Le sous-sol du pavillon abrite l’une des deux pièces maîtresses de l’installation Trilogy : une étagère qui se dresse du sol au plafond, sur laquelle sont exposées 200 carafes fabriquées à partir de verre recyclé. (Photo : valentin maniglia)

L’artiste libanais Rayyane Tabet fait résonner l’histoire du Mudam avec sa propre biographie dans Trilogy, une installation en prélude à l’expo évènement «A Model».
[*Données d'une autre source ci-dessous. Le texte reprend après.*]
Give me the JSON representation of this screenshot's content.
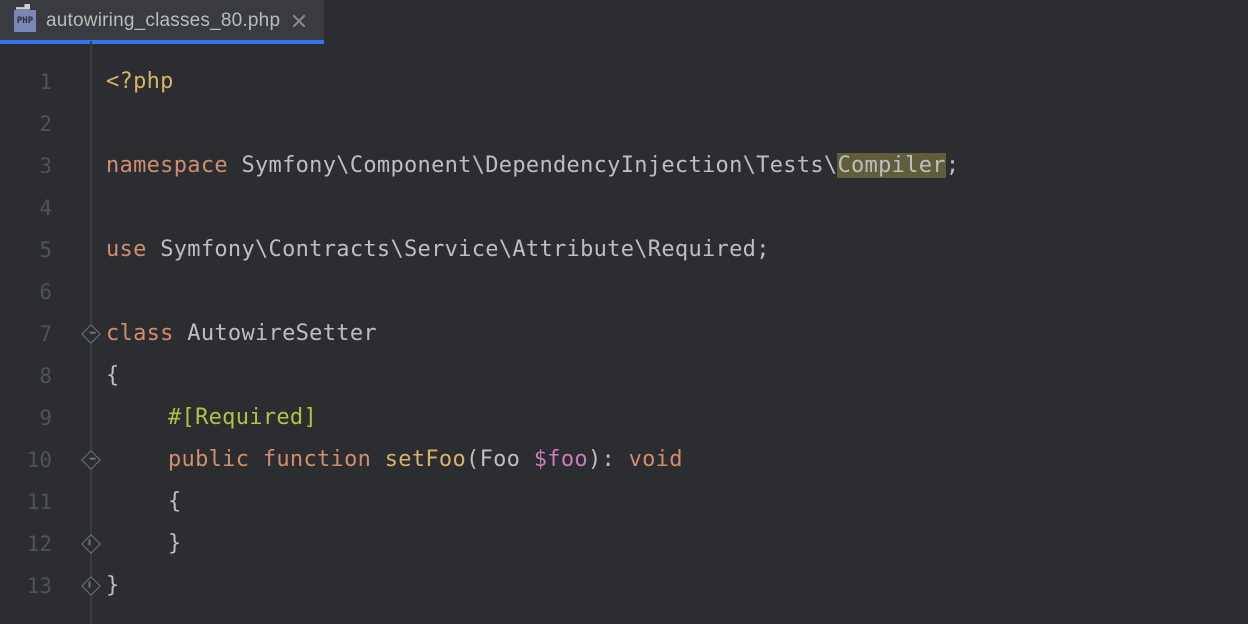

Rayyane Tabet commence sa visite performative, justement intitulée Window Treatments, en confessant sa fascination pour les fenêtres. Chacune, dit-il, raconte sa propre histoire. Il en sait quelque chose, lui qui fut formé comme architecte. Au Mudam, dont le rez-de-chaussée est baigné dans la lumière, l’artiste libanais trouve une parfaite aire de jeux. C’est précisément en terrain d’amusement que souhaite se transformer le Mudam, à moins de deux mois de l’ouverture de l’exposition «A Model», qui reprend le titre d’une exposition révolutionnaire montrée en 1968 au Moderna Museet de Stockholm, dans lequel l’artiste et militant Palle Nielsen avait transformé l’espace muséal en un lieu de divertissement à l’attention des enfants.

Trilogy, le projet de Rayyane Tabet qui épouse déjà la forme – en trois temps – de la première exposition du Mudam pour 2024, sert justement de prélude à «A Model». En déambulant dans l’espace, l’artiste amène le visiteur à faire, avec lui, un bond dans l’histoire avec, comme prisme, le musée lui-même. Le parc Dräi Eechelen, témoin de la présence des puissances européennes à travers les siècles, a définitivement changé de visage à partir de 1996, quand fut validée la construction du musée d’Art moderne Grand-Duc-Jean sur les vestiges du fort Thüngen, démoli à l’indépendance du Luxembourg. Pour l’architecte Ieoh Ming Pei, le Mudam forme «un pont entre le passé et le présent»; une formule reprise et réinterprétée par Rayyane Tabet.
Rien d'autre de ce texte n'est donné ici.